- Такой кинематограф просто не соответствует твоему темпераменту.

 - Ах, оставь. Я не южанин. Я очень сдержан в отношениях с людьми. Ты - другое дело. С тобою я сам себя не узнаю. Знаешь, ты изменила меня. Нет. Не возражай. Я никогда себя так не вёл с женщиной. И не мог так себя вести. Я был другим.

 - Нет, Хайнц. Не бывает. Такого не бывает. Всё в тебе было. Кто-то должен был только открыть этот ящичек. Темперамент у тебя всегда был, иначе чего бы ты добился в жизни?


18

 Вышли они немного раньше, чтобы за полчаса забрать заказанные по телефону билеты.

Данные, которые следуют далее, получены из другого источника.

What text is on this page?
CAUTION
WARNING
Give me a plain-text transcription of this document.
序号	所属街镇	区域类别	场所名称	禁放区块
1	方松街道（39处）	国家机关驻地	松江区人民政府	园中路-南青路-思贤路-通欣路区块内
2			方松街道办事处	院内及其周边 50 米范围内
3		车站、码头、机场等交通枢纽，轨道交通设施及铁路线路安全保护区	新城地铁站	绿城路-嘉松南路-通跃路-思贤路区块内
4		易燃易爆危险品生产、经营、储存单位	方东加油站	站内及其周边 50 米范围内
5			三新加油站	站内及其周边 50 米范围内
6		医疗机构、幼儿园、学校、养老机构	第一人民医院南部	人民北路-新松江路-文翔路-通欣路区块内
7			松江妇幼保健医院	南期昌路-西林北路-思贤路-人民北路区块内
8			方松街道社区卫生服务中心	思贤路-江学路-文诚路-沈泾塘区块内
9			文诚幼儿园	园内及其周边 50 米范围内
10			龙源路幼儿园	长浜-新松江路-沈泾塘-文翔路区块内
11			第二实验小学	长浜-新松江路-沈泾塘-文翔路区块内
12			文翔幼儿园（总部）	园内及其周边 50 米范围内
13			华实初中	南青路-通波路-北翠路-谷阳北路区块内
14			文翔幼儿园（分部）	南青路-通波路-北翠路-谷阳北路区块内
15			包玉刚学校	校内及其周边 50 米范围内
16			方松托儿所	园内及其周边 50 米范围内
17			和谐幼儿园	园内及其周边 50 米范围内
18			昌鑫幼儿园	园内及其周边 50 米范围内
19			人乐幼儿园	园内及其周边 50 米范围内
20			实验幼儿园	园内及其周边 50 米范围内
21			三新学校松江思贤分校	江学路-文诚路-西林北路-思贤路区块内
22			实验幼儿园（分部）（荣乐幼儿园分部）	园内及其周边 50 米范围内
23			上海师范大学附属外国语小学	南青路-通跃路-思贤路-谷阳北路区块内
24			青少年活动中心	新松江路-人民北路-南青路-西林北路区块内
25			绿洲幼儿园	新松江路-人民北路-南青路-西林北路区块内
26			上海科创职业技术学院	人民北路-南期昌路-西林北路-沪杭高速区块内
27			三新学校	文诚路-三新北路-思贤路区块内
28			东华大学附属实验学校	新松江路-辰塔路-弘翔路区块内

 - Тебе нравится Том Хэнкс? Кто твой любимый актёр? - Хайнц ожидал, что она будет думать, но Лора ответила сразу:

 - Джон Траволта.

 - Этого ещё не хватало! И так быстро отвечаешь! Что в нём такого? После Pulp Fiction ни одного хорошего фильма.

 - Это неправда. Ты из ревности так говоришь.

 - Я смотрел до того. И мне не понравилось.

 - Наверное, он на тебя немного похож.

 - Он на меня ни капли не похож. Это возмутительная и наглая ложь! Ни в чём. Я даже и близко не такой толстый.

 - Хорошо-хорошо. Ты - между Saturday Night Fever и Pulp Fiction. Но тот же тип. Я всегда чувствовала, что мне нужно.

 - Я намного ближе к Saturday Night Fever, - примирительно пробурчал Хайнц, потом хмыкнул: - Джон Траволта. Мне так никто не нравится, даже и не снится.

 - Правда?

 - Иногда снятся две. Но обе - ты. А тебе снятся эротические сны?

 - Нет. Уже давно.

 - А фантазии? Есть у тебя какие-нибудь фантазии? Что-нибудь такое, что даже себе не говоришь. Не формулируешь.

 Она помолчала, думая.

 - Да.

 - Скажи.

 - Нет.

 - Ну, Рыжий! Я тебе всё говорю.

 - Я хочу, чтобы нас с тобою кто-то увидел, - она смущенно уткнулась ему в грудь.

 - Никогда. Никогда! Если узнают, что ты мне... прямо в рот, я тебя не уберегу. Будут же просто бегать табунами.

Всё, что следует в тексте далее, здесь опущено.